I have never been a fan of chess. I don't enjoy games involving intense strategy or attempting to predict people. They stress me out. When I have happened to get roped into a chess game (which was probably like twice), I would overthink everything and worry that there was something I couldn't think of. Before I could get any piece to the other half of the board, I would get overwhelmed and give up trying to play strategically. At that point, I would just move pieces around and not think about it. I would shut down.

Luckily, I don't have to like chess, nobody really cares all that much if I don't play, and if I shut down in the middle of a game, it only means i'm not a great chess player. I can live with that.

Unfortunately this giant chess tournament called life isn't quite as inconsequential. If you shut down, your moves will effect more than just your Queen's protection squad (not actual chess lingo). If you give up and quit, the game keeps continuing, and other people have to figure out what to do with everything you left on the board.

I wrote before in a previous post about how from a young age, my whole journey as a dancer just kind of fell into place. Of course I had to make some choices now and again, but it wasn't exactly like I was thinking several moves ahead. Up through college, making those decisions was as simple as nodding my head and saying "ok" as my advisor basically told me exactly what I should take the next semester.

Then the game got a little harder. It wasn't that I never had a vision for my future. In fact I had thousands. I had so many ideas in my mind that I wanted to make happen. So many thoughts on how the game could go, but I had not yet been faced with how to make them happen. With all the options and all the theory in my head, my heart would pound every time I began to move my hand toward the game board. What if. What if I'm humiliated. What if it turns out I'm no good at this. What if, what if, what if. I've decided that those two words are life's cheap shot to try to get us to give up. Nobody wants to be the person who lets those words intimidate you out of playing the game. In fact, I think being that person has been my greatest fear. So much so that when I got to a place in life when I was suddenly faced with all the new "What If's", all I could do was hide.

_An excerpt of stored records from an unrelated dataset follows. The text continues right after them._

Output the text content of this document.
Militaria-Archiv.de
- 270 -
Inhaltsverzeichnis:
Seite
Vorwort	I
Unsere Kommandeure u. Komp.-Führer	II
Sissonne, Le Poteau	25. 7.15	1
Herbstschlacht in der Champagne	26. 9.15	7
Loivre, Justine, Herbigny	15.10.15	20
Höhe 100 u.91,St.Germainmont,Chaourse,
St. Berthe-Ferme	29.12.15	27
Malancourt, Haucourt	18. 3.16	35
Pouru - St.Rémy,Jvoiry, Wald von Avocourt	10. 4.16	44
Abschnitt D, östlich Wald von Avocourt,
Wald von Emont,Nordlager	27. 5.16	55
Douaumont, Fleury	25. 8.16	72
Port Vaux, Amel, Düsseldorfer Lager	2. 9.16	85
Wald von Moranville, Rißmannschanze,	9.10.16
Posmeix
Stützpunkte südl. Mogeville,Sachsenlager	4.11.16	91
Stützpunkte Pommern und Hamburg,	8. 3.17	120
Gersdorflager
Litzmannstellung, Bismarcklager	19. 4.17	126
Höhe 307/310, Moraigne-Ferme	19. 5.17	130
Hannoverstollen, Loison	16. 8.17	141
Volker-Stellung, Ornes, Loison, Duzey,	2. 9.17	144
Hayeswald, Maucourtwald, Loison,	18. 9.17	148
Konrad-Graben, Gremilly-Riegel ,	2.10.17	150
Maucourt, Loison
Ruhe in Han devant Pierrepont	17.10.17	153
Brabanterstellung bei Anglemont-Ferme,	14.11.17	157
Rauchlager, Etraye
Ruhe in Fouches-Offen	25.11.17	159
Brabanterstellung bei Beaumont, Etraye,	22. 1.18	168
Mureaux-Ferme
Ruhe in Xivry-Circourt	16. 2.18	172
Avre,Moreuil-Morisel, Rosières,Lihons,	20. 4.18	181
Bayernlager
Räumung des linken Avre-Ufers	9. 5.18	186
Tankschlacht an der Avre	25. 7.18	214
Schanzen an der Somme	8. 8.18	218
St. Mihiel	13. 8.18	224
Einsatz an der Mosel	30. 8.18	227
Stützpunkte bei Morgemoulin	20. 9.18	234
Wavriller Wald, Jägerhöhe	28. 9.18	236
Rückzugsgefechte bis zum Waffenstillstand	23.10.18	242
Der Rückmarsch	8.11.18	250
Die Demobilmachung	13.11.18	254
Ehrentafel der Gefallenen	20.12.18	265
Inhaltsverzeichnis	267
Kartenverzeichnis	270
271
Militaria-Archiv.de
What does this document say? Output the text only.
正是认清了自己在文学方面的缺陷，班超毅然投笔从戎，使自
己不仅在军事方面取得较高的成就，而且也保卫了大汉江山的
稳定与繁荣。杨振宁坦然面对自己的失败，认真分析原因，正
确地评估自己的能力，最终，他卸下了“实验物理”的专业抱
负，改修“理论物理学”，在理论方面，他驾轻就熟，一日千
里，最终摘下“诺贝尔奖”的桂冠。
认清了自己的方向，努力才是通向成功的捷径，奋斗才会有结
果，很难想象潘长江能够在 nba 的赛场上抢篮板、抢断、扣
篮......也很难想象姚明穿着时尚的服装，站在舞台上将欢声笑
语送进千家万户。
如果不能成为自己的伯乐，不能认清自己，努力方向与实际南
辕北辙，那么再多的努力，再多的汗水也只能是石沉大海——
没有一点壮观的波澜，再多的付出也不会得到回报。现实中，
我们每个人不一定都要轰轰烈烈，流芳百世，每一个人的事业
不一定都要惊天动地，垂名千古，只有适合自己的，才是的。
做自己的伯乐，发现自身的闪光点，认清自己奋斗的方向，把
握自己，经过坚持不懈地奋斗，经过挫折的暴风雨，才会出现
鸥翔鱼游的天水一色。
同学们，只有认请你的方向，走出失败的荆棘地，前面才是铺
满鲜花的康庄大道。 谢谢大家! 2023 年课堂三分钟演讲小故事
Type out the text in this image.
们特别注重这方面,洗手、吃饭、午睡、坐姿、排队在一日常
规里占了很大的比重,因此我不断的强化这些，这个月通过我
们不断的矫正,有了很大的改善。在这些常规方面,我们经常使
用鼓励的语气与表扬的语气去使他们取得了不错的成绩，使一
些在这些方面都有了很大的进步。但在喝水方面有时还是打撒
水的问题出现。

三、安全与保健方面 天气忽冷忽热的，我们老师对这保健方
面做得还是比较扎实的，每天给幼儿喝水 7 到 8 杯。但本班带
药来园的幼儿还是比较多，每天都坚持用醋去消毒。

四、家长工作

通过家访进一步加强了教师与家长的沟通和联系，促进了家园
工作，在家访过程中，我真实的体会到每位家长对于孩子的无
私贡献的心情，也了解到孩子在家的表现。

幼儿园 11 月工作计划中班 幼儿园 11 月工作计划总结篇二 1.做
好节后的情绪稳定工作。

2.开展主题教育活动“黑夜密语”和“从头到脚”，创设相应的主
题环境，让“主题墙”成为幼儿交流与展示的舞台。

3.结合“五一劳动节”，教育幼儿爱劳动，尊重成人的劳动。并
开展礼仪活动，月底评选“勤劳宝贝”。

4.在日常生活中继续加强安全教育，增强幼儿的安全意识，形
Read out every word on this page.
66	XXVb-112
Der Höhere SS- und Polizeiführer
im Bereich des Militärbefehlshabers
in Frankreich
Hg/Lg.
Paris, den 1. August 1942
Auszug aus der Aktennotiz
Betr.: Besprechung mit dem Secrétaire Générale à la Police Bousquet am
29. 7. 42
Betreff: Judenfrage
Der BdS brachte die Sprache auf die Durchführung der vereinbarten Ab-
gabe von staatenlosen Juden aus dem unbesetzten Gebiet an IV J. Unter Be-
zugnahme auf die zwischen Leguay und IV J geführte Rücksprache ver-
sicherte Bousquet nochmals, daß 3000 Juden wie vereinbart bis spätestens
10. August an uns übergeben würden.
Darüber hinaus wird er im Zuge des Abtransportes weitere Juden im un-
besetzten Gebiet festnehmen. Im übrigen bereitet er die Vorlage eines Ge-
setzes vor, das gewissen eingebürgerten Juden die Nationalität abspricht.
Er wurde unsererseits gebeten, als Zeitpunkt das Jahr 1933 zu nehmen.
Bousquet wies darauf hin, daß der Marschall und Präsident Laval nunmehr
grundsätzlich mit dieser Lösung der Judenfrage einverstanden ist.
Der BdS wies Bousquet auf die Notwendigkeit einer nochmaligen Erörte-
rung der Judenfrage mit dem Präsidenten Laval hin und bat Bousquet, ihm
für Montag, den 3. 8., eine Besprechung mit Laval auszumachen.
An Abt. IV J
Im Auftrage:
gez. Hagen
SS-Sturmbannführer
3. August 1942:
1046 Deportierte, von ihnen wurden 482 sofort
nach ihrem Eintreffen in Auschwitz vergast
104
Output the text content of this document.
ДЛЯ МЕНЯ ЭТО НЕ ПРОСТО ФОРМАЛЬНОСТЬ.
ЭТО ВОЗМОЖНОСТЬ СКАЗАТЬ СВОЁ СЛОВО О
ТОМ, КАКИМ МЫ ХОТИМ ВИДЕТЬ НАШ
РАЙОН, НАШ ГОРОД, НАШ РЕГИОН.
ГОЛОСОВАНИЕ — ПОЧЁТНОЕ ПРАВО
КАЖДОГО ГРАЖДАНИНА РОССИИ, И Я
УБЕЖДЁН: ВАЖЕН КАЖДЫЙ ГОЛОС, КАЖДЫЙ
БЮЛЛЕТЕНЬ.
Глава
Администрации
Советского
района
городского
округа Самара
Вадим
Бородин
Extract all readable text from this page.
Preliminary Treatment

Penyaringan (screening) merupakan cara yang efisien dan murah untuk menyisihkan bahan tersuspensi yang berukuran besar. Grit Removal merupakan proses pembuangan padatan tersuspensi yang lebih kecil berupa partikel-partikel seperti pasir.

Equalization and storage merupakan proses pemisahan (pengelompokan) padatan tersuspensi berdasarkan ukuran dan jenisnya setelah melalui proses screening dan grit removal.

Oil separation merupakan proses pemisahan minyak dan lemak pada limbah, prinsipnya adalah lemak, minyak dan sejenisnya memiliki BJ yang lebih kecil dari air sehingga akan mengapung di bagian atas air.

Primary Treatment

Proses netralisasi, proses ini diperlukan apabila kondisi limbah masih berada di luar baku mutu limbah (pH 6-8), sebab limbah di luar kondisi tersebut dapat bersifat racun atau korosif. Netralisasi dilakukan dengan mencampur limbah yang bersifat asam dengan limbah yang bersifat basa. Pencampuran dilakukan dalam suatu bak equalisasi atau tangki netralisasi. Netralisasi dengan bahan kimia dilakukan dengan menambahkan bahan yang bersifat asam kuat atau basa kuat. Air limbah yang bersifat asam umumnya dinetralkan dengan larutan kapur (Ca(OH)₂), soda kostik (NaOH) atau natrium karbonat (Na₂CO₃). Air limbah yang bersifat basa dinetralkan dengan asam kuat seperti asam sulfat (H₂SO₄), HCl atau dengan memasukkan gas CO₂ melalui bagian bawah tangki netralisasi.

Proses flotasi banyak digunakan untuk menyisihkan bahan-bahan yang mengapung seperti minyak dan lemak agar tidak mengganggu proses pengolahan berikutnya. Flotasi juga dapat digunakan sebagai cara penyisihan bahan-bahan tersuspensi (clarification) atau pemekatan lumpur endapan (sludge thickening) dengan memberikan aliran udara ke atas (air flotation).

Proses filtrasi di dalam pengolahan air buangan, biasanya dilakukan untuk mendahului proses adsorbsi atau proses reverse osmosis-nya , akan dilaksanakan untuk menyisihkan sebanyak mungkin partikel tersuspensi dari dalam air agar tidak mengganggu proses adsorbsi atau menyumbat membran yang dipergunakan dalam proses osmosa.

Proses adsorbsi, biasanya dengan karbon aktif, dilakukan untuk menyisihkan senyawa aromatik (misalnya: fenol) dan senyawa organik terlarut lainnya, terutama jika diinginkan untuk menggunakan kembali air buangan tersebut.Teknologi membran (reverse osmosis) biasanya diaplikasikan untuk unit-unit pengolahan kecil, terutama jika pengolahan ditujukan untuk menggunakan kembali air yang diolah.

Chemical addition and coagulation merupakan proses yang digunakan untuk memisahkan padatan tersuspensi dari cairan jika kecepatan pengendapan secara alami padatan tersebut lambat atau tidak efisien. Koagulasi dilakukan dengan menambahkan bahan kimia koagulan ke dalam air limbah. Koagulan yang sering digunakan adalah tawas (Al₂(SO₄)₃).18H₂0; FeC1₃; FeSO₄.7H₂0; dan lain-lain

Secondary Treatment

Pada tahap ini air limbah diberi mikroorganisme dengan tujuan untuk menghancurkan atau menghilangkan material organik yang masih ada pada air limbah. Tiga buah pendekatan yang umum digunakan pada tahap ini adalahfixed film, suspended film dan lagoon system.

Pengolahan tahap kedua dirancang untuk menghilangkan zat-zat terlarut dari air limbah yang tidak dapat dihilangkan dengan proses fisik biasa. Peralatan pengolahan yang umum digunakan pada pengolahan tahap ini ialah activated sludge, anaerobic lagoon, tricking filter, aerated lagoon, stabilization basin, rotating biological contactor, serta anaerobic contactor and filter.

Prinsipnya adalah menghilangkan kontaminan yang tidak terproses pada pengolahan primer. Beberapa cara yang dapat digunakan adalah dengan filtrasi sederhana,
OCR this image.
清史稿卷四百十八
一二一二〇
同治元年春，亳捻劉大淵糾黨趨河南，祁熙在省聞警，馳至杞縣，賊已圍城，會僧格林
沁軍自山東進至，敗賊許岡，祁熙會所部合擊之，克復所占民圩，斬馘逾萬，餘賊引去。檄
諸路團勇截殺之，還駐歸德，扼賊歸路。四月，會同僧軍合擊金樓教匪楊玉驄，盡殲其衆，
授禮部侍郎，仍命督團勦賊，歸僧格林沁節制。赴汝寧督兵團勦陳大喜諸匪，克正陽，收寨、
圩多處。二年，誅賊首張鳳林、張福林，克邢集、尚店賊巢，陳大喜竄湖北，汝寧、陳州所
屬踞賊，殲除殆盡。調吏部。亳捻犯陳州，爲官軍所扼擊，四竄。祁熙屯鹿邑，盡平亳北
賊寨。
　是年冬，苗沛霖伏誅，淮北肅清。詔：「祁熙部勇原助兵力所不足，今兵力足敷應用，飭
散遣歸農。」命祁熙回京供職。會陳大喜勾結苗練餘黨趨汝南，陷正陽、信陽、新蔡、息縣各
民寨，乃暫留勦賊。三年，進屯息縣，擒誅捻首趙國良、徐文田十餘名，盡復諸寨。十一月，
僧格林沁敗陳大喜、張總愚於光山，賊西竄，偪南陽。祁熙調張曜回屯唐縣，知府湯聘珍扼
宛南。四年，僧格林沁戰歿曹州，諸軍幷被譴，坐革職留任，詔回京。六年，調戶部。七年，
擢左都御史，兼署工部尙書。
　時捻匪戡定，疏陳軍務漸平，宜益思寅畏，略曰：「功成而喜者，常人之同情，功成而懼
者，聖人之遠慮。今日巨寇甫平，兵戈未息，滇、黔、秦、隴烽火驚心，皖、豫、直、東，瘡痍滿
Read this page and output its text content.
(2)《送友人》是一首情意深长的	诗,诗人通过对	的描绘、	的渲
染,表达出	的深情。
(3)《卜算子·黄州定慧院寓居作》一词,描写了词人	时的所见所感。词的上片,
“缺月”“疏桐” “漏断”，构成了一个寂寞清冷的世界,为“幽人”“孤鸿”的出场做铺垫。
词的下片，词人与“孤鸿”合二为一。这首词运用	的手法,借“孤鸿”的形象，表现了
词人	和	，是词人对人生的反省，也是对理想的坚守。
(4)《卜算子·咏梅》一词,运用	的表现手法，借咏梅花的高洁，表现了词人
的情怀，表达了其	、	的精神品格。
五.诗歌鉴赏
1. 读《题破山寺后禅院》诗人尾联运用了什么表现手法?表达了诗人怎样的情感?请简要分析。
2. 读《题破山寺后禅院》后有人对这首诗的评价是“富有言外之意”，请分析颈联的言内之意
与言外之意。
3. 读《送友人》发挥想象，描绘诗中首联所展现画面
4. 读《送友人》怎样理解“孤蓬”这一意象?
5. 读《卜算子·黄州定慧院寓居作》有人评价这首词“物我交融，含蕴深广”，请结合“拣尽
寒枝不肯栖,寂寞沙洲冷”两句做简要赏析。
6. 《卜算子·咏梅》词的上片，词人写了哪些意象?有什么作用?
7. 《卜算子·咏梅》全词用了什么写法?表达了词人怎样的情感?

And now I have put myself in front of the biggest "What If", so far, in my life . I'm on another continent surrounded by scenarios that make me feel uncomfortable and inadequate, trying to be a dancer where the term is not synonymous with profession to most people. It's like I said yes to playing chess against the master. And now I'm thinking, "what on earth did I get myself into?" But I'm in it. I can either make my moves or give up. But, like I said, if I give up in this particular game, somebody, whether they have to or not, is going to clean up my mess. Someone else will feel responsible for me in some way. And I don't know about you, but I don't want my legacy to be that I was only someone else's burden.

The good thing is, I think that taking on "the master" has given me some sense of reckless abandon. You always hear successful people say that you WILL fail at some point in your journey, but somehow it's hard to understand what that means when you've been surrounded by cushion all your life. But being here and totally unaccustomed to just about everything, I have almost no choice but to fail a few hundred times before I get it right. And I'm finding that it really is true what they say. It won't kill me - or anyone else - if I try. And even if I make a stupid move, I still get to learn from "the master" opponent. I get to see what some of the tougher struggles will be so that I can be prepared for next time.

But the most important thing I've learned from accepting this challenge is this: Things will take unexpected turns. Your opponent will make a move you didn't calculate into your original strategy. But these changes in direction often turn out to be even better than your original plan. It can become exactly what you needed to create a masterpiece. A dance improvisation exercise will often begin with a phrase of movement that you create on our own. You plan it out. You think it's just great because it came from you. But then your instructor gives you a new guideline. Do it all standing in place. Do the whole thing backwards. Do the whole thing upside-down (yes, I have gotten this instruction before).  It sounds weird. It messes up your perfect, lovely creation. All of a sudden you have to use your brain and go through the whole thing piece by piece to adjust it within the new parameters. But, then you see it (you know, if you took a video), and maybe you realize that you've actually just come up with something so much better. Maybe not, but maybe through it all, you find, that there's actually another outcome out there in space that could work. And you don't have to let your original plan get you stuck. You can keep playing the game!

So this is the method that I have decided to employ. I mostly play the game step by step. I knew I wanted to dance here in Rwanda and find other people to dance with me. I had been working with one group and almost got to dance for a really huge event in town, but that fell through. But I had to dance somehow. So I made calls, sent messages, awkwardly wandered into buildings, asking who would be interested in working with me. Some went somewhere. Others are good connections for future reference. I wanted to work with all women, but then found that there were many men wanting to join in, so I gladly adjusted my direction and welcomed their enthusiasm.  I was going to create a piece for an event that recently past, but some unexpected occurrences cut into rehearsal time, so instead another dancer and I quickly came up with an improvisation piece to show instead. Sometimes panic still sets in initially, but because I made that first move toward making things happen, I can keep remembering that something always worked out in the end, whether it's what I expected or not.

I'm no huge success story yet, so I'm not here to tell you that with this twelve-step program, you too can be the next Bill Gates or anything like that. But I can tell you that there are ways of getting over the humps and of continuing to play the game even when the odds don't seem to be in your favor. You can't change everyone and everything around you to fit to your plan, but you can adjust your plan to navigate around those things and continue moving. And when you continue, even if your direction has totally changed, it might just take you to an even more epic victory than you could have imagined. You just have to keep playing the game. If not for yourself, do it for those who love you and want to see you happy.

Your move.

Comments

  1. Sounds like a recipe for growth Nina Ruth. Keep the Master in mind and go for it! The only way to success is through a series of failures! Look at the great successes throughout history! You are doing great!